La ratification du pacte franco-russe mettra mieux en lumière encore la politique de M. Sarraut. L’accord russe négocié par Laval et soutenu alors par les droites, sera combattu aujourd’hui par elles pour des raisons intérieures. En soi, le pacte n’a pas une grande portée, on pourra donc déterminer une campagne de presse qui jettera le bloc socialo-centriste derrière Sarraut qui, évidemment, exploitera cette circonstance. Les centristes, qui s’étaient abstenus lors de la présentation du cabinet, deviendront, au travers de la discussion pour la ratification, ses plus ardents défenseurs : Ramette giflera le député de droite Henriot.

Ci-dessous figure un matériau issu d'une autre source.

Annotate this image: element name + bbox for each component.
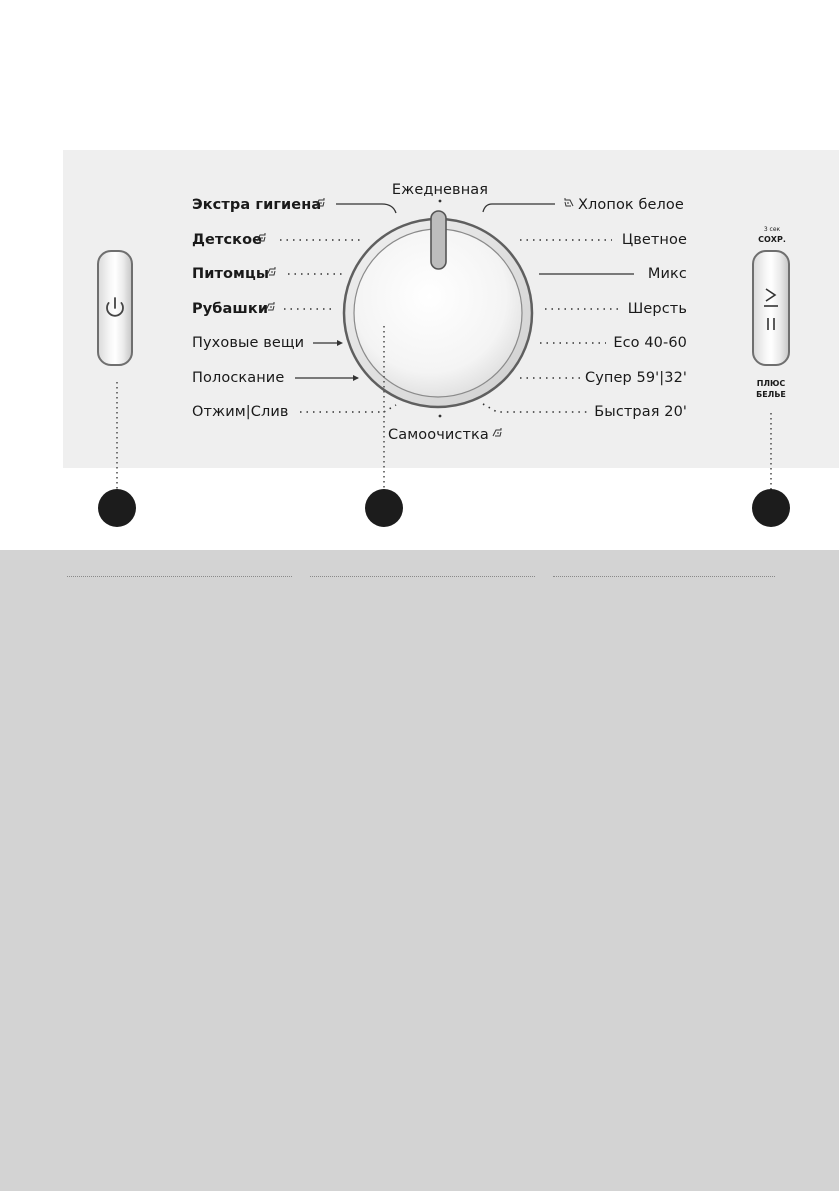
plus-label-line1: ПЛЮС: [756, 379, 786, 388]
program-cotton-white: Хлопок белое: [578, 197, 684, 213]
program-extra-hygiene: Экстра гигиена: [192, 197, 322, 213]
callout-marker-2: [365, 489, 403, 527]
program-icon-extra-hygiene: [316, 198, 324, 206]
program-colored: Цветное: [621, 232, 687, 248]
program-spin-drain: Отжим|Слив: [192, 404, 289, 420]
program-self-clean: Самоочистка: [388, 427, 489, 443]
program-shirts: Рубашки: [192, 301, 269, 317]
program-rinse: Полоскание: [192, 370, 285, 386]
program-daily: Ежедневная: [391, 182, 489, 198]
callout-marker-3: [752, 489, 790, 527]
program-dial[interactable]: [344, 211, 532, 407]
program-super: Супер 59'|32': [585, 370, 687, 386]
save-label: СОХР.: [758, 235, 786, 244]
program-icon-shirts: [266, 302, 274, 310]
program-wool: Шерсть: [627, 301, 687, 317]
program-down: Пуховые вещи: [192, 335, 305, 351]
hold-time-label: 3 сек: [763, 226, 781, 233]
program-icon-baby: [257, 233, 265, 241]
program-icon-pets: [267, 267, 275, 275]
program-eco: Eco 40-60: [613, 335, 687, 351]
program-mix: Микс: [647, 266, 687, 282]
callout-marker-1: [98, 489, 136, 527]
program-pets: Питомцы: [192, 266, 270, 282]
program-icon-cotton-white: [565, 198, 573, 206]
program-icon-self-clean: [493, 428, 501, 436]
plus-label-line2: БЕЛЬЕ: [756, 390, 786, 399]
program-quick: Быстрая 20': [594, 404, 687, 420]
program-baby: Детское: [192, 232, 263, 248]
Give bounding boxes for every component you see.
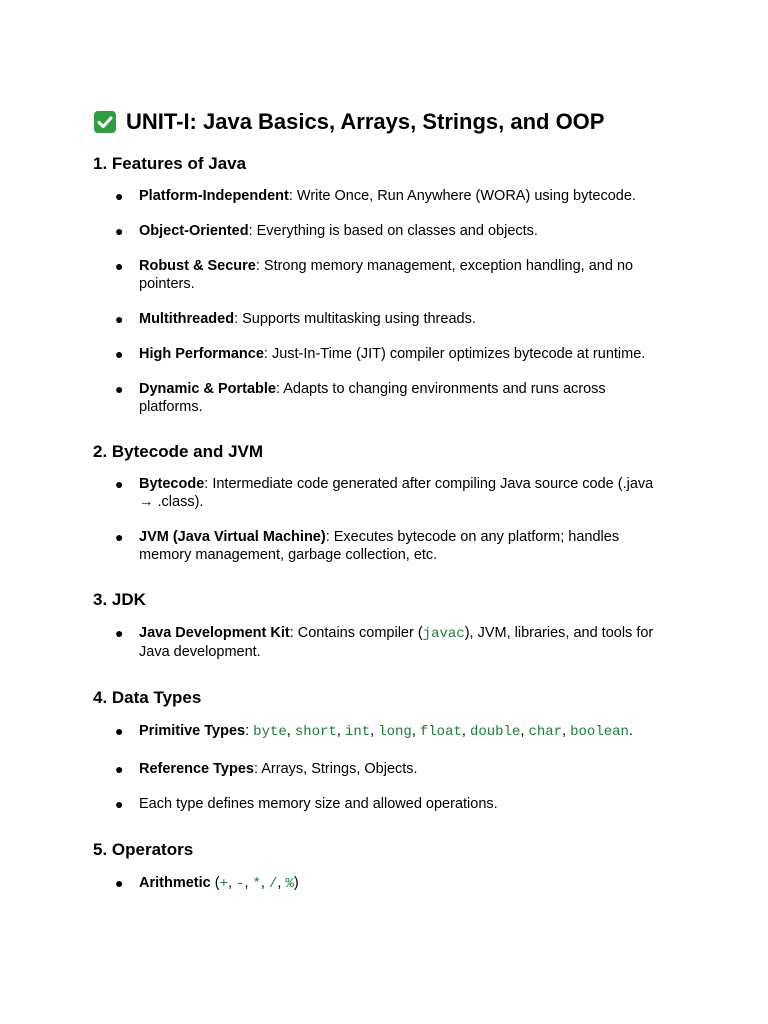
bullet-icon: ●	[115, 346, 124, 362]
paren-close: )	[293, 875, 299, 891]
comma: ,	[461, 723, 466, 739]
code-type: boolean	[570, 724, 629, 740]
item-text: : Adapts to changing environments and runs across platforms.	[139, 381, 606, 415]
paren-open: (	[210, 875, 220, 891]
bullet-icon: ●	[115, 761, 124, 777]
code-op: /	[268, 876, 278, 892]
features-list	[93, 187, 693, 416]
item-text: : Intermediate code generated after compiling Java source code (.java → .class).	[139, 476, 654, 510]
item-text: : Executes bytecode on any platform; handles memory management, garbage collection, etc.	[139, 529, 620, 563]
section-heading-data-types: 4. Data Types	[93, 688, 202, 707]
item-term: High Performance	[139, 346, 264, 362]
item-sep: :	[245, 723, 250, 739]
item-text: : Strong memory management, exception handling, and no pointers.	[139, 258, 634, 292]
check-mark-icon	[93, 110, 117, 134]
item-term: Robust & Secure	[139, 258, 256, 274]
item-term: Object-Oriented	[139, 223, 249, 239]
bullet-icon: ●	[115, 529, 124, 545]
comma: ,	[244, 875, 249, 891]
comma: ,	[277, 875, 282, 891]
item-text: : Contains compiler (	[289, 625, 423, 641]
bullet-icon: ●	[115, 625, 124, 641]
section-heading-bytecode: 2. Bytecode and JVM	[93, 442, 264, 461]
comma: ,	[227, 875, 233, 891]
item-term: Bytecode	[139, 476, 205, 492]
code-type: char	[528, 724, 563, 740]
comma: ,	[336, 723, 341, 739]
comma: ,	[562, 723, 567, 739]
period: .	[628, 723, 633, 739]
bullet-icon: ●	[115, 381, 124, 397]
list-item	[93, 760, 669, 778]
comma: ,	[260, 875, 265, 891]
operators-list	[93, 874, 693, 893]
code-op: +	[219, 876, 228, 892]
list-item	[93, 475, 669, 511]
item-term: Dynamic & Portable	[139, 381, 276, 397]
item-term: Reference Types	[139, 761, 254, 777]
bullet-icon: ●	[115, 258, 124, 274]
code-op: %	[285, 876, 294, 892]
item-text: Each type defines memory size and allowed operations.	[139, 796, 498, 812]
comma: ,	[411, 723, 416, 739]
bullet-icon: ●	[115, 723, 124, 739]
comma: ,	[520, 723, 525, 739]
item-term: JVM (Java Virtual Machine)	[139, 529, 326, 545]
list-item	[93, 528, 669, 564]
code-type: int	[344, 724, 371, 740]
list-item	[93, 624, 669, 661]
list-item	[93, 874, 669, 893]
list-item	[93, 257, 669, 293]
item-term: Arithmetic	[139, 875, 211, 891]
list-item	[93, 187, 669, 205]
item-text: ), JVM, libraries, and tools for Java development.	[139, 625, 654, 660]
code-javac: javac	[422, 626, 465, 642]
item-text: : Just-In-Time (JIT) compiler optimizes bytecode at runtime.	[263, 346, 646, 362]
code-type: float	[419, 724, 462, 740]
item-text: : Arrays, Strings, Objects.	[253, 761, 418, 777]
code-type: byte	[253, 724, 287, 740]
list-item	[93, 722, 669, 741]
document-title	[93, 107, 693, 137]
comma: ,	[370, 723, 375, 739]
list-item	[93, 222, 669, 240]
section-heading-features: 1. Features of Java	[93, 154, 247, 173]
item-text: : Supports multitasking using threads.	[234, 311, 476, 327]
bullet-icon: ●	[115, 875, 124, 891]
section-heading-operators: 5. Operators	[93, 840, 194, 859]
code-type: long	[378, 724, 412, 740]
code-type: double	[469, 724, 521, 740]
bullet-icon: ●	[115, 311, 124, 327]
jdk-list	[93, 624, 693, 661]
item-term: Java Development Kit	[139, 625, 290, 641]
title-text: UNIT-I: Java Basics, Arrays, Strings, and OOP	[126, 109, 605, 134]
document-page	[93, 106, 693, 893]
list-item	[93, 310, 669, 328]
bytecode-list	[93, 475, 693, 564]
list-item	[93, 380, 669, 416]
comma: ,	[286, 723, 291, 739]
list-item	[93, 345, 669, 363]
item-term: Primitive Types	[139, 723, 246, 739]
bullet-icon: ●	[115, 223, 124, 239]
data-types-list	[93, 722, 693, 813]
bullet-icon: ●	[115, 476, 124, 492]
item-text: : Everything is based on classes and objects.	[248, 223, 538, 239]
bullet-icon: ●	[115, 188, 124, 204]
code-op: -	[236, 876, 245, 892]
section-heading-jdk: 3. JDK	[93, 590, 146, 609]
list-item	[93, 795, 669, 813]
code-type: short	[294, 724, 337, 740]
code-op: *	[252, 876, 261, 892]
item-term: Multithreaded	[139, 311, 235, 327]
item-text: : Write Once, Run Anywhere (WORA) using bytecode.	[288, 188, 636, 204]
item-term: Platform-Independent	[139, 188, 289, 204]
bullet-icon: ●	[115, 796, 124, 812]
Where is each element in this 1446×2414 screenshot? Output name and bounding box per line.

Enfin, les grèves de Marseille prouveront, tout d’abord que ni les réformistes, ni les centristes n’entendent se brouiller avec M. Sarraut au sujet des décrets-lois de Laval, qui restent des faits bien acquis. Ensuite qu’ils sont devenus ses auxiliaires pour organiser, au nom de l’État, l’impuissance des ouvriers. Les ouvriers sont rentrés après que M. Frossard ait obtenu que, dorénavant, les hommes de confiance des dockers choisis sur le lieu du travail n’auraient plus mandat pour négocier avec les patrons, faire cesser le travail, etc. Ils n’auront qu’à transmettre aux fonctionnaires syndicaux, seuls compétents, les revendications ouvrières, qui eux seuls négocieraient dans des commissions paritaires. On sait ce que cela veut dire avec des syndicats dirigés par les Jouhaux et Cie.
Ainsi, dans le pays des incohérences politiques, s’est révélé un bourgeois cohérent qui, de 1926 à 1936, s’est consacré à une œuvre dont il a pu jeter la dernière pierre. M. Sarraut triomphe, mais le communisme n’est pas vaincu, les prochaines catastrophes le feront resurgir, plus terrible, plus fort et capable de liquider le système pourri du capitalisme.